»Ohne irgendwas zu lesen, geht es bei mir einfach nicht«, sagte ich.
»Genau wie bei mir. Und dann heißt es, die Spanier lesen nicht. Borgen Sie es mir?«
»Da oben auf dem Spülkasten ist die letzte Empfehlung des nationalen Kulturrats. Damit liegen Sie goldrichtig.« Ohne die Haltung zu verlieren, ging ich zu meinem Vater zurück, der dabei war, mir eine Tasse Milchkaffee zu machen.
»Was will der denn?« fragte ich.
»Er hat mir geschworen, er scheißt gleich in die Hose. Was sollte ich tun?«
»Ihn auf der Straße lassen — so wäre ihm warm geworden.« Mein Vater runzelte die Stirn.
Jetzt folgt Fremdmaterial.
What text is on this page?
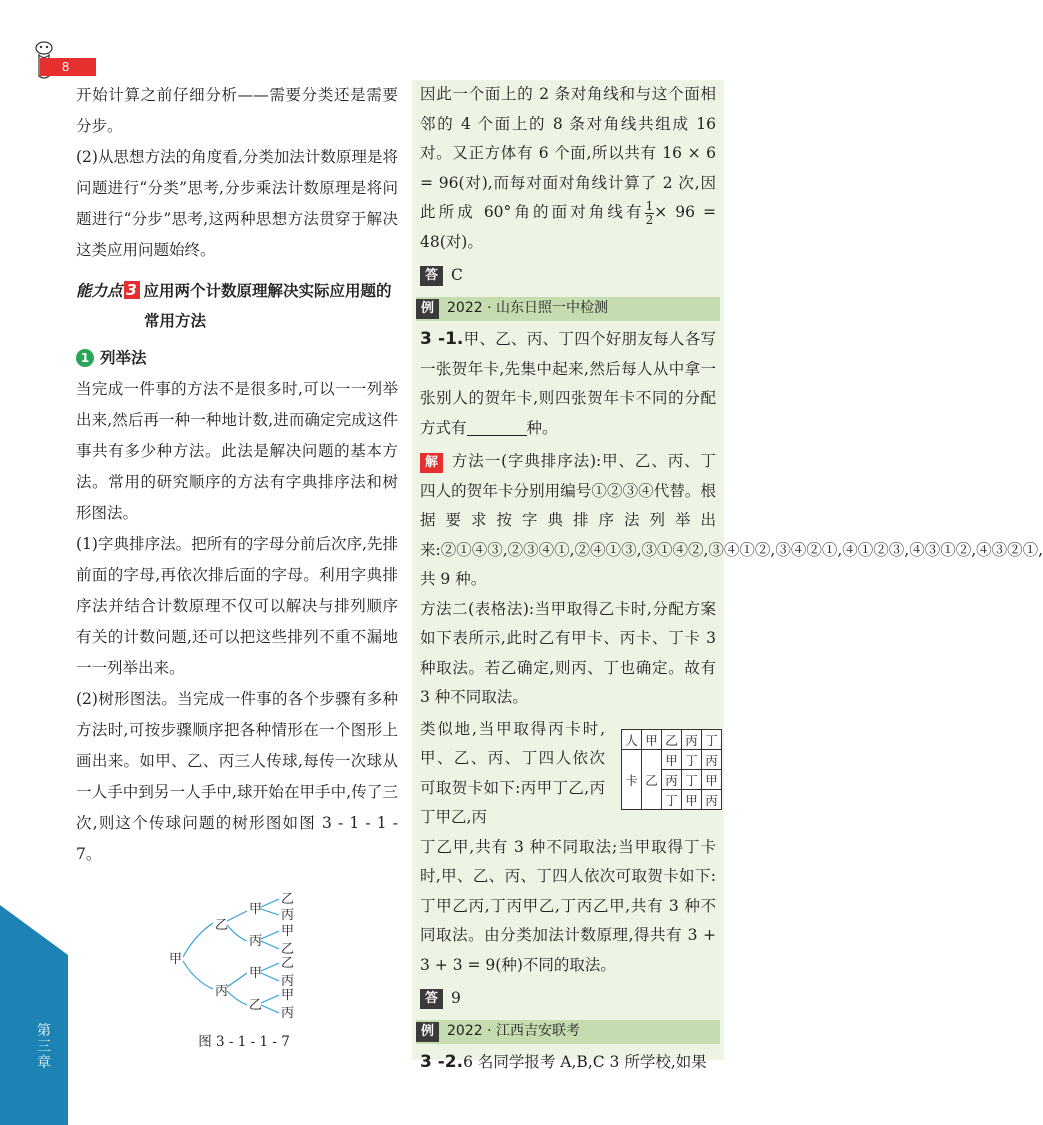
8
第三章

开始计算之前仔细分析——需要分类还是需要分步。

(2)从思想方法的角度看,分类加法计数原理是将问题进行“分类”思考,分步乘法计数原理是将问题进行“分步”思考,这两种思想方法贯穿于解决这类应用问题始终。

能力点 3 应用两个计数原理解决实际应用题的
常用方法
1 列举法

当完成一件事的方法不是很多时,可以一一列举出来,然后再一种一种地计数,进而确定完成这件事共有多少种方法。此法是解决问题的基本方法。常用的研究顺序的方法有字典排序法和树形图法。

(1)字典排序法。把所有的字母分前后次序,先排前面的字母,再依次排后面的字母。利用字典排序法并结合计数原理不仅可以解决与排列顺序有关的计数问题,还可以把这些排列不重不漏地一一列举出来。

(2)树形图法。当完成一件事的各个步骤有多种方法时,可按步骤顺序把各种情形在一个图形上画出来。如甲、乙、丙三人传球,每传一次球从一人手中到另一人手中,球开始在甲手中,传了三次,则这个传球问题的树形图如图 3 - 1 - 1 - 7。

甲
乙
丙
甲
丙
甲
乙
乙
丙
甲
乙
乙
丙
甲
丙
图 3 - 1 - 1 - 7

因此一个面上的 2 条对角线和与这个面相邻的 4 个面上的 8 条对角线共组成 16 对。又正方体有 6 个面,所以共有 16 × 6 = 96(对),而每对面对角线计算了 2 次,因此所成 60°角的面对角线有 $\frac{1}{2} \times 96 = 48$(对)。

答 C
例 2022 · 山东日照一中检测

3 -1.甲、乙、丙、丁四个好朋友每人各写一张贺年卡,先集中起来,然后每人从中拿一张别人的贺年卡,则四张贺年卡不同的分配方式有	种。

解 方法一(字典排序法):甲、乙、丙、丁四人的贺年卡分别用编号①②③④代替。根据要求按字典排序法列举出来:②①④③,②③④①,②④①③,③①④②,③④①②,③④②①,④①②③,④③①②,④③②①,共 9 种。

方法二(表格法):当甲取得乙卡时,分配方案如下表所示,此时乙有甲卡、丙卡、丁卡 3 种取法。若乙确定,则丙、丁也确定。故有 3 种不同取法。

类似地,当甲取得丙卡时,甲、乙、丙、丁四人依次可取贺卡如下:丙甲丁乙,丙丁甲乙,丙
丁乙甲,共有 3 种不同取法;当甲取得丁卡时,甲、乙、丙、丁四人依次可取贺卡如下:丁甲乙丙,丁丙甲乙,丁丙乙甲,共有 3 种不同取法。由分类加法计数原理,得共有 3 + 3 + 3 = 9(种)不同的取法。

答 9
例 2022 · 江西吉安联考

3 -2.6 名同学报考 A,B,C 3 所学校,如果

人	甲	乙	丙	丁
卡	乙	甲	丁	丙
		丙	丁	甲
		丁	甲	丙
»Wenn es dir nichts ausmacht, geh ich gleich nach oben.«
»Ja, natürlich. Und zieh dir trockene Sachen an, sonst kriegst du noch eine Lungenentzündung.« In der Wohnung war es kalt und still. Ich ging in mein Zimmer und spähte aus dem Fenster. Die zweite Wache stand noch immer da unten, vor dem Eingang zur Kirche Santa Ana. Ich zog die nassen Kleider aus und schlüpfte in einen warmen Pyjama und einen Morgenmantel, der meinem Großvater gehört hatte. Dann legte ich mich aufs Bett, ohne auch nur das Licht anzuknipsen, und überließ mich dem Halbdunkel und dem Prasseln des Regens auf den Scheiben. Ich schloß die Augen und versuchte Beas Bild, Berührung und Geruch heraufzubeschwören. In der vergangenen Nacht hatte ich kein Auge zugetan, und bald übermannte mich die Müdigkeit.Als ich erwachte, dämmerte durch die beschlagenen Scheiben grau der Morgen herein. Ich zog mich warm an, mit halbhohen Stiefeln. Dann ging ich leise auf den Gang hinaus, tastete mich durch die Wohnung und glitt auf die Straße hinaus. In der Ferne leuchteten schon die Lichter der Kioske auf den Ramblas. An dem bei der Einmündung zur Calle Tallers kaufte ich die erste Ausgabe des Tages, die noch nach frischer Farbe roch. Eilig blätterte ich mich durch die Seiten zu den Todesanzeigen. Nuria Monforts Name stand unter einem Kreuz, und ich spürte, wie mir die Augen flackerten. Mit der zusammengefalteten Zeitung unter dem Arm machte ich mich auf die Suche nach Dunkelheit. Die Beerdigung fand an diesem Nachmittag auf dem Friedhof des Montjuïc statt. Auf einem Umweg ging ich wieder nach Hause. Mein Vater schlief noch. In meinem Zimmer setzte ich mich an den Schreibtisch und zog den Füllfederhalter aus seinem Etui. Ich nahm ein weißes Blatt Papier und wünschte mir, er möchte mich lenken. Doch in meinen Händen hatte er nichts zu sagen. Umsonst suchte ich nach den Worten, die ich Nuria Monfort anbieten wollte, aber ich war unfähig, irgend etwas zu schreiben oder zu empfinden außer der unerklärlichen Angst, die mir ihr Fehlen verursachte. Schattenhaft gehst du hin, dachte ich. So, wie du gelebt hast.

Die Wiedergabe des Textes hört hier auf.